A diagram showing that commits are stacked in the order they are made with the oldest on the bottom and the newest on top.

On Github, it looks like this:

A screenshot of a series of commits made on an open-source repository with each commit being made by a different author.


When developing on github, however, the first thing you must do when you are working with a repository that is not yours, is to fork it. To fork a repository is basically to copy a repository from another person Github account to your personal account.

This is necessary because only listed contributors can add code directly to the repository. By copying to your account, it is safer because the only way to add code is by a pull request.

A pull request is Github’s terminology for suggesting code changes. One you pushed the code back to the cloud, you will be able to open a pull request, that can be evaluated by the maintainers of the repository. The changes I showed you on the first image, was actually how a code change is presented at a pull request!

This is what it looks like when you are opening a pull request. You can see on the top that I suggesting to add the code to master.

A screenshot showing how to write a new pull request on Github, with a short text input on the top and a description space on the bottom.

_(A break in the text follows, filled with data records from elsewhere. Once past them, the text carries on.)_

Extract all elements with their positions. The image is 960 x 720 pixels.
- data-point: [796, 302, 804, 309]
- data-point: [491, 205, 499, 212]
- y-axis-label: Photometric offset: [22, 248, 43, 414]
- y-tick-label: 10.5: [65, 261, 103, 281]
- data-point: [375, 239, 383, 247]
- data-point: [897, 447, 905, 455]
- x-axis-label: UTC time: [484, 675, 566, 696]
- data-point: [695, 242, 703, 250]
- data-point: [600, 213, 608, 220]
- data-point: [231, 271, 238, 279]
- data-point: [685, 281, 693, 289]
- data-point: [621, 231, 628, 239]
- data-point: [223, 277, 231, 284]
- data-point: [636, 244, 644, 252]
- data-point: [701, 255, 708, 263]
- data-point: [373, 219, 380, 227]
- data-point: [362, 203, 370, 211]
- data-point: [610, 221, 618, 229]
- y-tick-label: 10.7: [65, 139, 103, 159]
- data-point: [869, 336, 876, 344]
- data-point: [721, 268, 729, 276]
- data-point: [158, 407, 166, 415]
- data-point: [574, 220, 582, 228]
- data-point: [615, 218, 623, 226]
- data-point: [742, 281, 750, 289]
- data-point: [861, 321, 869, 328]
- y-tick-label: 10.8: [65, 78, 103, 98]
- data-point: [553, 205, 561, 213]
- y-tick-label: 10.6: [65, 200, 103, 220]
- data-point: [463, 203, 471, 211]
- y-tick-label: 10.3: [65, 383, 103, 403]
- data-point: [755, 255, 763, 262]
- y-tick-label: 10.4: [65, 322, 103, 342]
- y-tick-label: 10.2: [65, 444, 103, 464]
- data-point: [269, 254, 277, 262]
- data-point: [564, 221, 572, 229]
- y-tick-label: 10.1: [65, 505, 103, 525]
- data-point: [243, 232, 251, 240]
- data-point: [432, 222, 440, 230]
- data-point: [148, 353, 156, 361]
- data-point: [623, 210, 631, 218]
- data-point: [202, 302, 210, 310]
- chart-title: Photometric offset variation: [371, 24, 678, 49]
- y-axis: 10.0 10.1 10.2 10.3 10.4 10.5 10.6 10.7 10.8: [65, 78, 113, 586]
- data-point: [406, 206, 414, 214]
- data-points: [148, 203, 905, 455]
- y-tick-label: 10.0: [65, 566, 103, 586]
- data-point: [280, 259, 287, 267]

You can also see a green button where you can read Create Pull Request

This is a good pattern: you propose changes, learn with more experienced people and everybody wins!

Finding problems to work on

A big part of Hacktoberfest is finding bugs and features to work on in open source projects. In Github, each repository has a list of Issues. Issue is a card that will contain information reported by someone (a user or a maintainer) that will contain information about a bug or a feature that is required.

It also can contain a label indicating the type of issue it is. In the figure below you can see that Zach proposed a documentation change to the project where this Issue was opened.

A screenshot of an issue opened by Zsailer with its name, issue number and description. On the right side you can see the label documentation describing the nature of this issue.

Some projects also add labels like begginer friendly or easy to incentivize people that are starting on the project or on open source!

Happy Hacking!

Hope this helped you a little bit navigating in this amazing world! Git is actually a pretty powerful tool that most people don’t know a lot! So hopefully this excited you enough to search more about it 🤓 I haven’t talked about many things that are very interesting!

Check my wiki on git for some quick tips!

Also, you don’t always have to just contribute with code! Documentation is an important part of most projects and usually something that a lot of people overlook. Check this post about helping without changing any code!

A comic image from XKCD where a guy talks about how amazing and complex git is but they only know how to do the same commands instead of fully understanding it.